Despite the benefit of loan refinancing, it has one major disadvantage: prepayment penalties. Refinancing your loan makes it easier to pay off an existing loan as soon as possible. However, it's important to consider associated charges such as prepayment and processing fees. Thus, if you're not careful, you may pay the same amount in the long run.
Debt consolidation is the process of combining multiple loans into one single loan. Unlike the previously discussed option, the purpose of debt consolidation is to simplify bills by combining multiple loans into one fixed loan payment.
The following are the major benefits of debt consolidation:
You don't have to worry about multiple due dates when you choose to consolidate your debts. This is because you will only have to make one monthly payment for all your loans. It helps avoid late or forgotten payments, which could affect your interest and credit score.
When you combine your loans, subsequent payments can be spread out over an extended term, reducing your monthly payment. However, it's important to determine how much you'll pay in the long run. You might be paying higher interest due to the extended loan term.
Depending on your lender, consolidated loans may come with additional charges such as annual fees, closing costs, and loan origination fees. For this reason, you must find out the associated costs and decide whether it makes economic sense.
If you’re not sure whether debt consolidation or refinancing is the best for you, the following factors could help you decide:
Your business will have its fair share of ups and downs. If revenues have been dismal lately, it might be best to consider refinancing the loan. Refinancing is intended for borrowers who may have a hard time meeting monthly payments.
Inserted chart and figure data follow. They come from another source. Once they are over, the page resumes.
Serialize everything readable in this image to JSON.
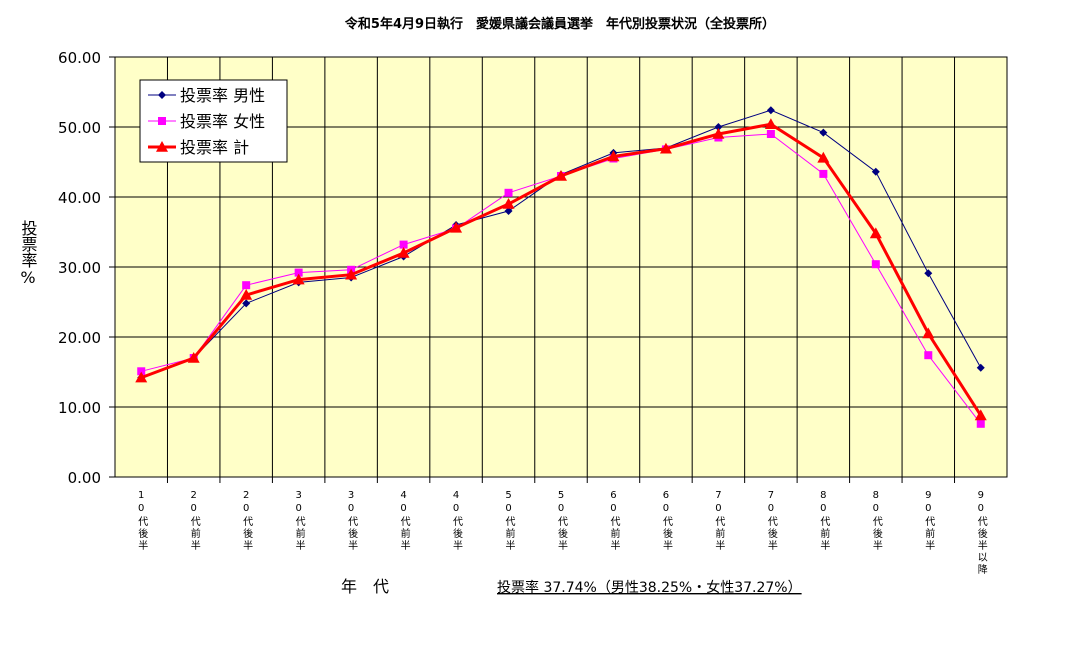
{
  "chart_data": {
    "type": "line",
    "title": "令和5年4月9日執行　愛媛県議会議員選挙　年代別投票状況（全投票所）",
    "y_label": "投票率%",
    "x_label": "年　代",
    "annotation": "投票率 37.74%（男性38.25%・女性37.27%）",
    "categories": [
      "10代後半",
      "20代前半",
      "20代後半",
      "30代前半",
      "30代後半",
      "40代前半",
      "40代後半",
      "50代前半",
      "50代後半",
      "60代前半",
      "60代後半",
      "70代前半",
      "70代後半",
      "80代前半",
      "80代後半",
      "90代前半",
      "90代後半以降"
    ],
    "series": [
      {
        "name": "投票率 男性",
        "color": "#000080",
        "marker": "diamond",
        "values": [
          14.2,
          17.0,
          24.8,
          27.8,
          28.5,
          31.5,
          36.0,
          38.0,
          43.2,
          46.3,
          47.0,
          50.0,
          52.4,
          49.2,
          43.6,
          29.1,
          15.6
        ]
      },
      {
        "name": "投票率 女性",
        "color": "#ff00ff",
        "marker": "square",
        "values": [
          15.1,
          17.0,
          27.4,
          29.2,
          29.6,
          33.2,
          35.5,
          40.6,
          43.0,
          45.5,
          46.8,
          48.5,
          49.0,
          43.3,
          30.4,
          17.4,
          7.6
        ]
      },
      {
        "name": "投票率 計",
        "color": "#ff0000",
        "marker": "triangle",
        "values": [
          14.2,
          17.0,
          26.0,
          28.2,
          28.9,
          32.0,
          35.6,
          39.0,
          43.0,
          45.8,
          46.9,
          49.0,
          50.4,
          45.6,
          34.8,
          20.5,
          8.8
        ]
      }
    ],
    "ylim": [
      0,
      60
    ],
    "yticks": [
      {
        "value": 0,
        "label": "0.00"
      },
      {
        "value": 10,
        "label": "10.00"
      },
      {
        "value": 20,
        "label": "20.00"
      },
      {
        "value": 30,
        "label": "30.00"
      },
      {
        "value": 40,
        "label": "40.00"
      },
      {
        "value": 50,
        "label": "50.00"
      },
      {
        "value": 60,
        "label": "60.00"
      }
    ],
    "grid": true,
    "legend": "top-left"
  }
}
Having just one or two outstanding loans is manageable. But what if you have to deal with three, four, or more? This means you’ll have to meet multiple due dates each month. Over time, it may be hard for your business to keep up. Hence, debt consolidation may be your best option if you have more than two outstanding loans.
As mentioned above, sometime you might find it hard to take control of your debt. However, utilizing debt consolidation and refinancing may help you take control. Each option aims to simplify loan repayments for the borrower. There are certain circumstances where one option is better. The discussion above may help you decide.